Graphique de la fièvre de Kinsa pour le comté de King
Un graphique de l’incidence de la fièvre dans le comté de King montre un pic atypique commençant le 3 mars, atteignant un pic le 9 mars et disparaissant à des niveaux plus typiques au cours de la période du 17 au 24 mars. (Carte météo santé des États-Unis / Kinsa Health / Oregon State University)

Lorsque Kinsa a examiné les données du comté de King et des régions avoisinantes, elle a constaté que l’incidence de la fièvre avait atteint des niveaux atypiques vers le début du mois, avait culminé le 9 mars et avait progressivement diminué pour atteindre les niveaux attendus la semaine dernière.

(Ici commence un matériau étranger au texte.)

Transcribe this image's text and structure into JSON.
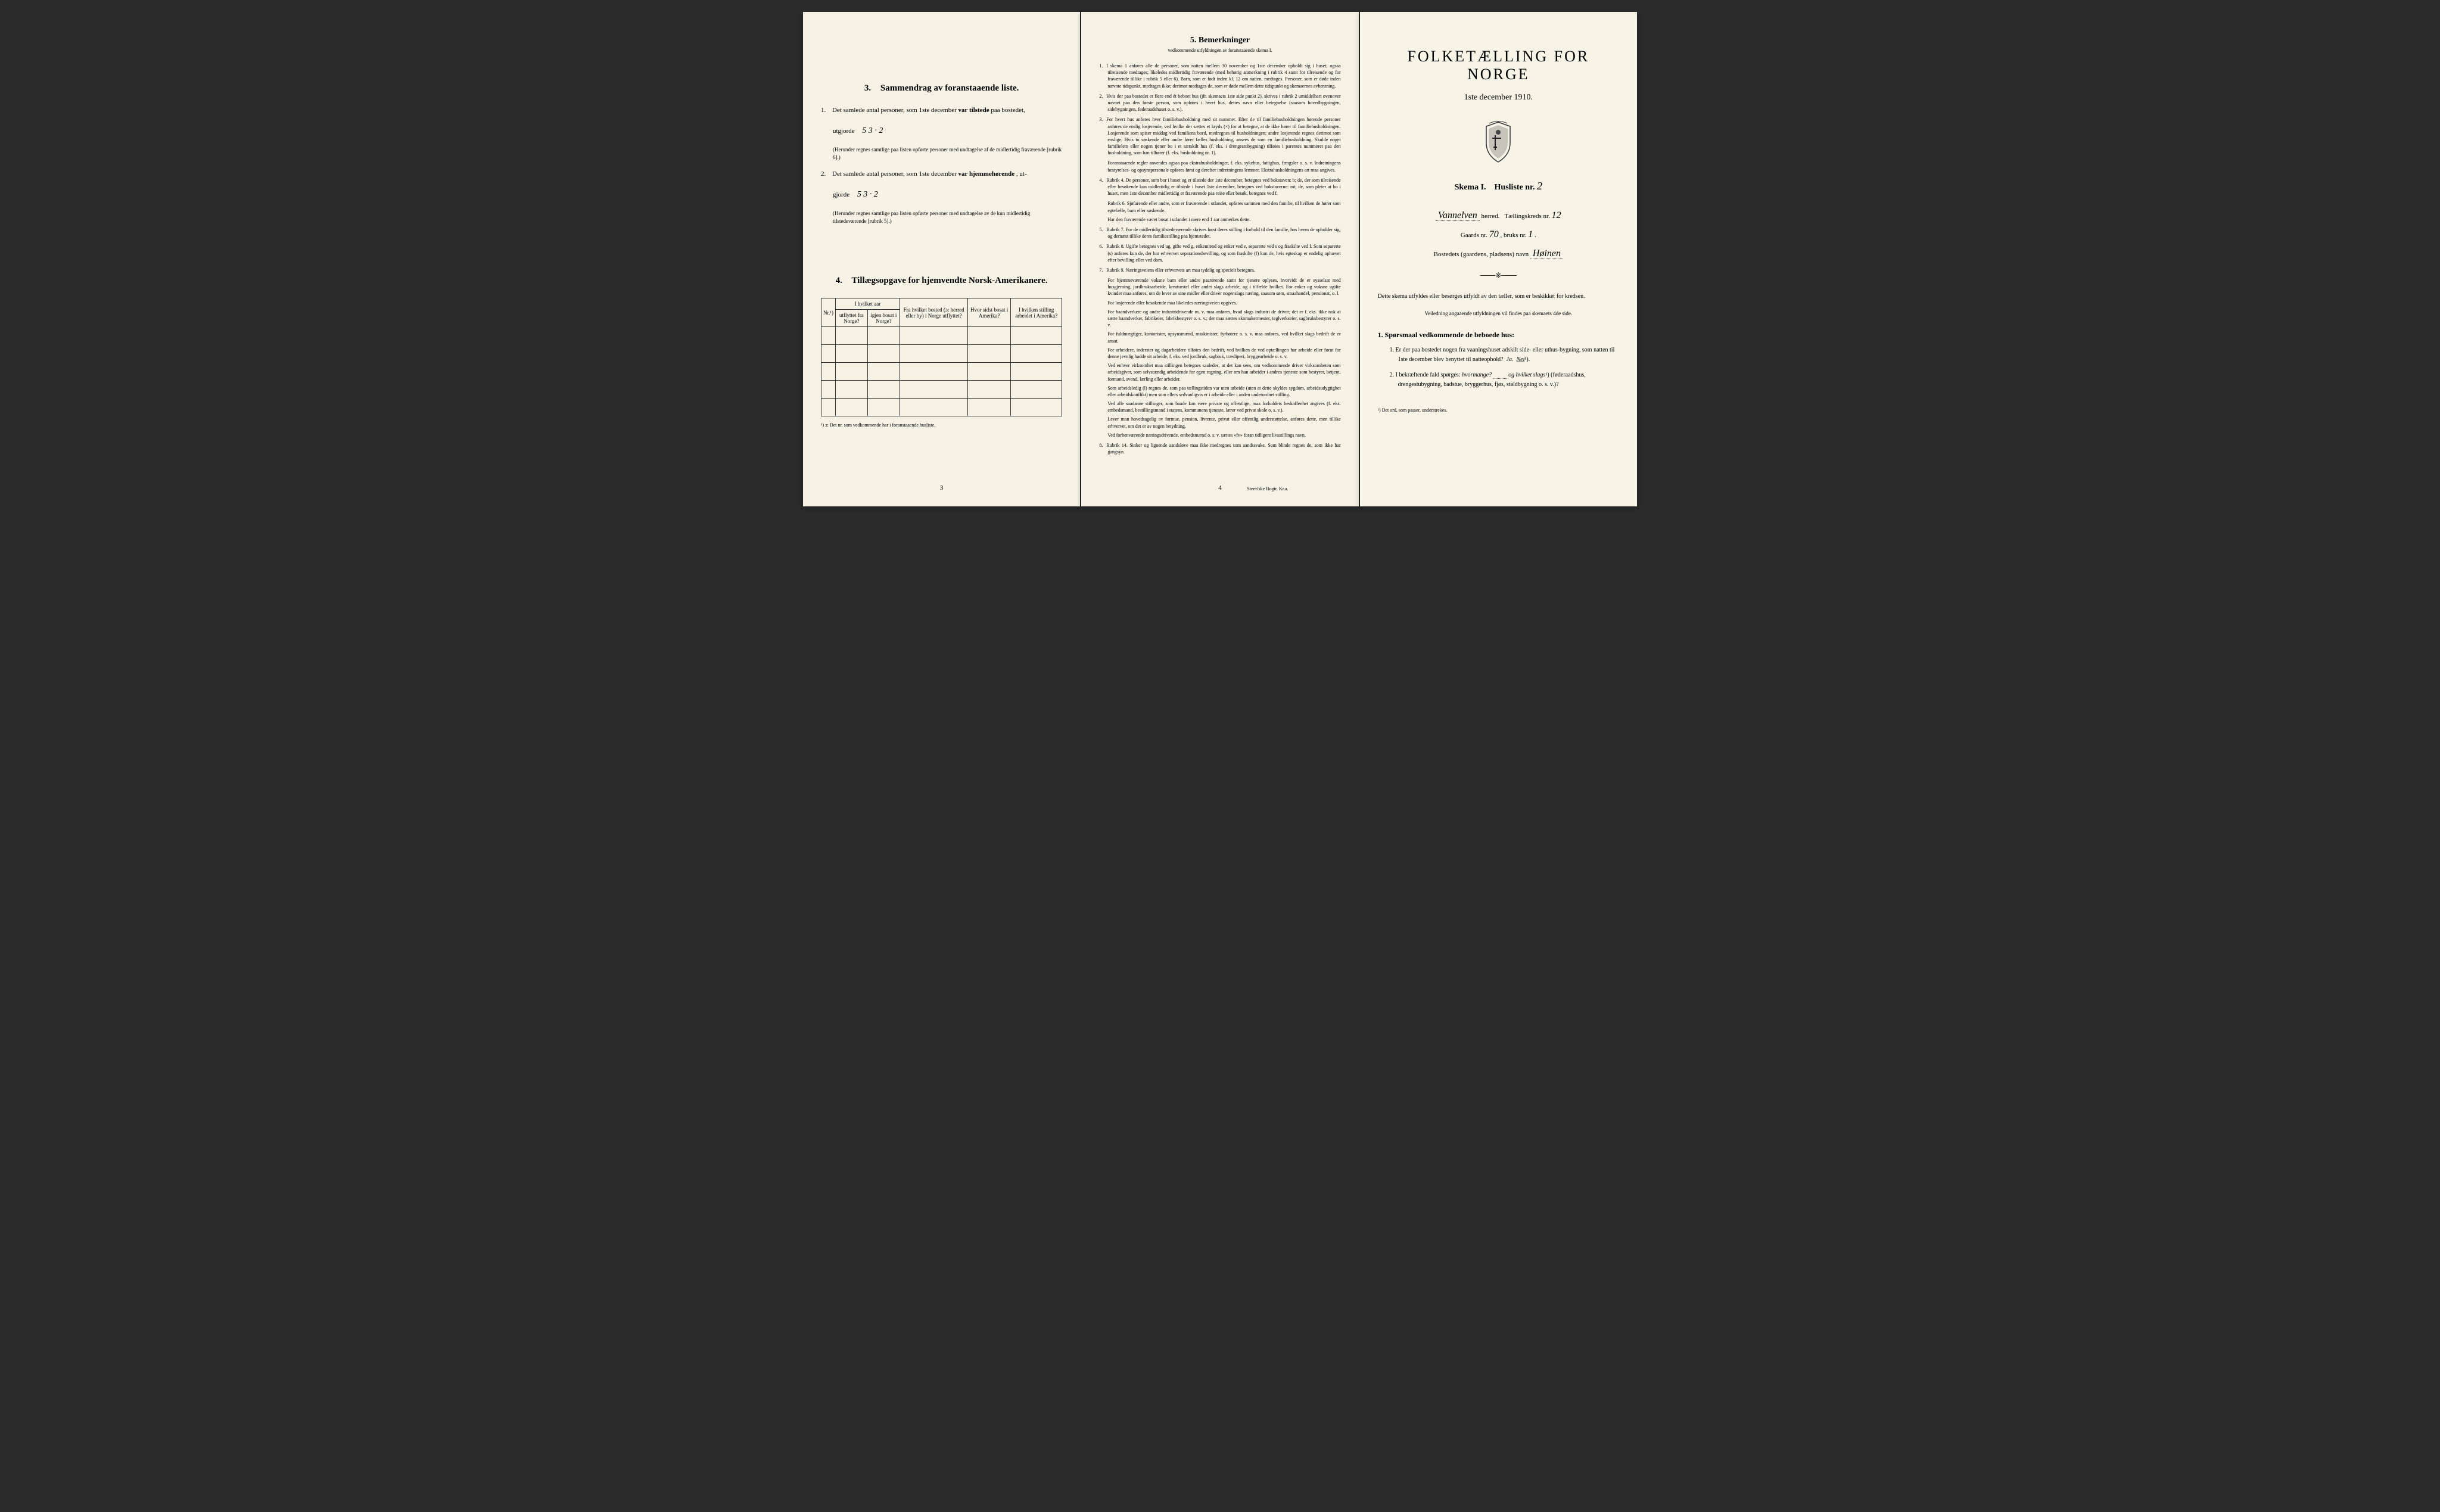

Si vous supposez qu’il faut une personne atteinte de COVID-19 pour développer des symptômes, vous pourriez sans doute corréler cette augmentation et cette baisse avec la propagation importante du virus fin février et l’apparition de comportements de distanciation sociale début mars.

“En raison de l’éloignement social, nous nous attendrions à ce que les niveaux baissent, c’est ce que vous voyez”, a déclaré la porte-parole de Kinsa, Nita Nehru, à Newstrotteur. “Chaque jour que nous voyons les chiffres chuter est une indication que la distanciation sociale fonctionne.”

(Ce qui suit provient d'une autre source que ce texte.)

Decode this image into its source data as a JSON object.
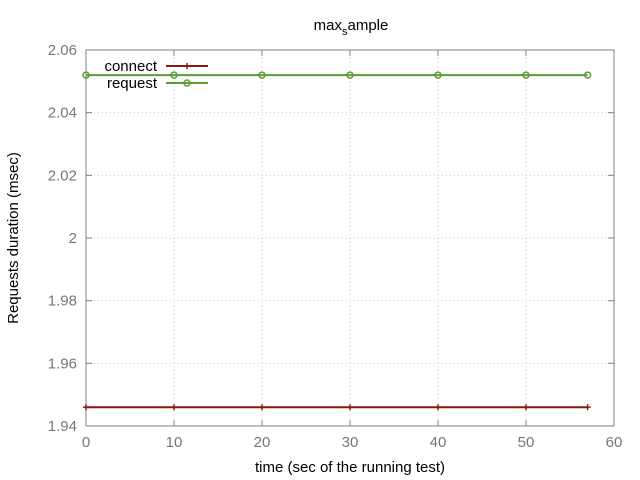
{
  "chart_data": {
    "type": "line",
    "title_main": "max",
    "title_sub": "s",
    "title_tail": "ample",
    "xlabel": "time (sec of the running test)",
    "ylabel": "Requests duration (msec)",
    "xlim": [
      0,
      60
    ],
    "ylim": [
      1.94,
      2.06
    ],
    "x_ticks": [
      0,
      10,
      20,
      30,
      40,
      50,
      60
    ],
    "x_tick_labels": [
      "0",
      "10",
      "20",
      "30",
      "40",
      "50",
      "60"
    ],
    "y_ticks": [
      1.94,
      1.96,
      1.98,
      2.0,
      2.02,
      2.04,
      2.06
    ],
    "y_tick_labels": [
      "1.94",
      "1.96",
      "1.98",
      "2",
      "2.02",
      "2.04",
      "2.06"
    ],
    "grid": true,
    "legend_position": "top-left",
    "series": [
      {
        "name": "connect",
        "color": "#8b1a0e",
        "marker": "plus",
        "x": [
          0,
          10,
          20,
          30,
          40,
          50,
          57
        ],
        "y": [
          1.946,
          1.946,
          1.946,
          1.946,
          1.946,
          1.946,
          1.946
        ]
      },
      {
        "name": "request",
        "color": "#5e9c36",
        "marker": "circle",
        "x": [
          0,
          10,
          20,
          30,
          40,
          50,
          57
        ],
        "y": [
          2.052,
          2.052,
          2.052,
          2.052,
          2.052,
          2.052,
          2.052
        ]
      }
    ]
  }
}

Précédemment: Seattle est en retard sur SF et NYC pour que les gens restent à la maison

Nehru a toutefois averti que l’image est plus complexe qu’elle n’y paraît. Lorsque les gens s’évitent, cela réduit la transmissibilité du rhume et de la grippe ainsi que du coronavirus.

“Cette diminution va vraisemblablement être généralisée”, a-t-elle déclaré.

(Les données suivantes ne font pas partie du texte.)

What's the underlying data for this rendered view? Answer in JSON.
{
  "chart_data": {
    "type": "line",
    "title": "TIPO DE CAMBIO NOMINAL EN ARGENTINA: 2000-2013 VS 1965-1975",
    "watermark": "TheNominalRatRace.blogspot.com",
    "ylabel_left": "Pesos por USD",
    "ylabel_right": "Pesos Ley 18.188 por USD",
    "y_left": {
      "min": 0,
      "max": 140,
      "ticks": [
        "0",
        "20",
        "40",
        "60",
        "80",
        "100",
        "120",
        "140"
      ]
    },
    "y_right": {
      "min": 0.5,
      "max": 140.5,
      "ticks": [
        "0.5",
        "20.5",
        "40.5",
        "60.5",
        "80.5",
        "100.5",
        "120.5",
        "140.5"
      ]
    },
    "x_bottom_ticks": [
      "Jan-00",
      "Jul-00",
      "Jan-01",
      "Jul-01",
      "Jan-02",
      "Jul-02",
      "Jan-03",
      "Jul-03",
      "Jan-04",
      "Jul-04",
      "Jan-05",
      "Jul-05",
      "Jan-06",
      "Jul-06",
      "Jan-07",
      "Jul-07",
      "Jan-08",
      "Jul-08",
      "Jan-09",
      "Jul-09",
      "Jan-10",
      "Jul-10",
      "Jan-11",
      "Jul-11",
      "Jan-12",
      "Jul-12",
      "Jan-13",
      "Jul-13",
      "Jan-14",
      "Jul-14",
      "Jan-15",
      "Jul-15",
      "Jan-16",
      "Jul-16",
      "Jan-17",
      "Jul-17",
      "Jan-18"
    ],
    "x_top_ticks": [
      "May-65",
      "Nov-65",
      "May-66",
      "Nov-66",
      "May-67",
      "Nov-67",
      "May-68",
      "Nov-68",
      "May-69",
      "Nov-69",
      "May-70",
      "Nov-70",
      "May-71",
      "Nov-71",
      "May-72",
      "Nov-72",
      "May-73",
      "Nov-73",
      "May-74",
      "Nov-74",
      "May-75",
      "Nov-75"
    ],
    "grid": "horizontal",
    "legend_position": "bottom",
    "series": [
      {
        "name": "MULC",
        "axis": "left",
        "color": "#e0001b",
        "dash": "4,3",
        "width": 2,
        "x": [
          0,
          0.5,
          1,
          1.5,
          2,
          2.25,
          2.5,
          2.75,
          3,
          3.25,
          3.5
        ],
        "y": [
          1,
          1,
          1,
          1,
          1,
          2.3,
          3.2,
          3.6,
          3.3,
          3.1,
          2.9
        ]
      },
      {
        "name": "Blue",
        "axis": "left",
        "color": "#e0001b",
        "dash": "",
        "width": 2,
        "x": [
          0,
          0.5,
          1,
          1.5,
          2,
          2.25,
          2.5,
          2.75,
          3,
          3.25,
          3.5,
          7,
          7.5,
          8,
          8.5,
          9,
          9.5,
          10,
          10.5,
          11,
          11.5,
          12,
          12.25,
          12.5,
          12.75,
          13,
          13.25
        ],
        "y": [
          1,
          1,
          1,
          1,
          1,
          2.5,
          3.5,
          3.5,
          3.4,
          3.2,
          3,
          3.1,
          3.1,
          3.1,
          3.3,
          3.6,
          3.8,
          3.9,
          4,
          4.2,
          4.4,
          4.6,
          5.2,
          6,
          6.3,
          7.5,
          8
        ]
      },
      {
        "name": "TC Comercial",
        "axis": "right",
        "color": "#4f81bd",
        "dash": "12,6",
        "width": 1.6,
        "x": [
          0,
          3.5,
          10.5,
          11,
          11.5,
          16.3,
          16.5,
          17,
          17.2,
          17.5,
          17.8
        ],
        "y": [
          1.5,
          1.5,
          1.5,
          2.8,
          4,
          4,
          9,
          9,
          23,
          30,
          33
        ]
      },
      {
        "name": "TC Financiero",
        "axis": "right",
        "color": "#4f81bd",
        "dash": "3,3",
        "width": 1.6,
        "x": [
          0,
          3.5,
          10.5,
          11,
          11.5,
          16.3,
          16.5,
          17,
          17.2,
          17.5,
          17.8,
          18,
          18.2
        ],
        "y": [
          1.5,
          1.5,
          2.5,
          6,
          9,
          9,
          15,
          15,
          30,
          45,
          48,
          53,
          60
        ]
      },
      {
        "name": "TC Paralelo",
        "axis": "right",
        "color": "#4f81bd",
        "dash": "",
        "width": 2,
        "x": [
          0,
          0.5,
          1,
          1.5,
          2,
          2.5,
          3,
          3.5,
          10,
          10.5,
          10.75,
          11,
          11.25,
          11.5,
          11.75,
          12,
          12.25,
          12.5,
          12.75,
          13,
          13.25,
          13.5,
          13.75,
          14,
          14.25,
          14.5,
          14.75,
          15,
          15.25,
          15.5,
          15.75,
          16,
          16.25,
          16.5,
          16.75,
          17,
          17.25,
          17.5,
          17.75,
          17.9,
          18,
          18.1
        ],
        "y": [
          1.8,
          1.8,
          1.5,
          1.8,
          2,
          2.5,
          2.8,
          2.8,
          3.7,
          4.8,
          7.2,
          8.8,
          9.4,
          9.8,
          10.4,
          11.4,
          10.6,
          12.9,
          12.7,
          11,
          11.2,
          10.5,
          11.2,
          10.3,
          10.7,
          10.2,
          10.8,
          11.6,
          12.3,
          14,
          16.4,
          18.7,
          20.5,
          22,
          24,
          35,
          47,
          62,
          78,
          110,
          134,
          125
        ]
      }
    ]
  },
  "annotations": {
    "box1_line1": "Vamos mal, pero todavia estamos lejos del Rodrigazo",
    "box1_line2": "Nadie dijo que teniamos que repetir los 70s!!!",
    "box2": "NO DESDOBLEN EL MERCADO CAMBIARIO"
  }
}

Cette saison, certains de ces cas de fièvre apparemment typiques sont presque certainement causés par un coronavirus plutôt que par la grippe ou le virus du rhume – et cela souligne le fait que nous avons encore un long chemin à parcourir pour contrôler la propagation du COVID-19. Comme les chercheurs qui ont étudié l’épidémie en Chine, les observateurs de fièvre de Kinsa disent qu’il pourrait falloir plusieurs semaines de distanciation sociale pour raconter l’histoire.

Pour Nehru, l’éloignement social dans le comté de King n’est pas simplement une curiosité statistique. C’est personnel: elle a grandi à Redmond et reste en contact régulier avec sa mère, qui est dans la soixantaine et travaille comme conseillère en perte de poids à Bellevue.

“Je veux vraiment qu’elle reste à la maison”, a déclaré Nehru.

David Pigott de l’Institut de métrologie et d’évaluation de la santé de l’Université de Washington figure parmi les coauteurs du document publié par Science, “L’effet de la mobilité humaine et des mesures de contrôle sur l’épidémie de COVID-19 en Chine.” Kinsa Health a créé le Carte météorologique de la santé aux États-Unis en collaboration avec l’Oregon State University Benjamin Dalziel.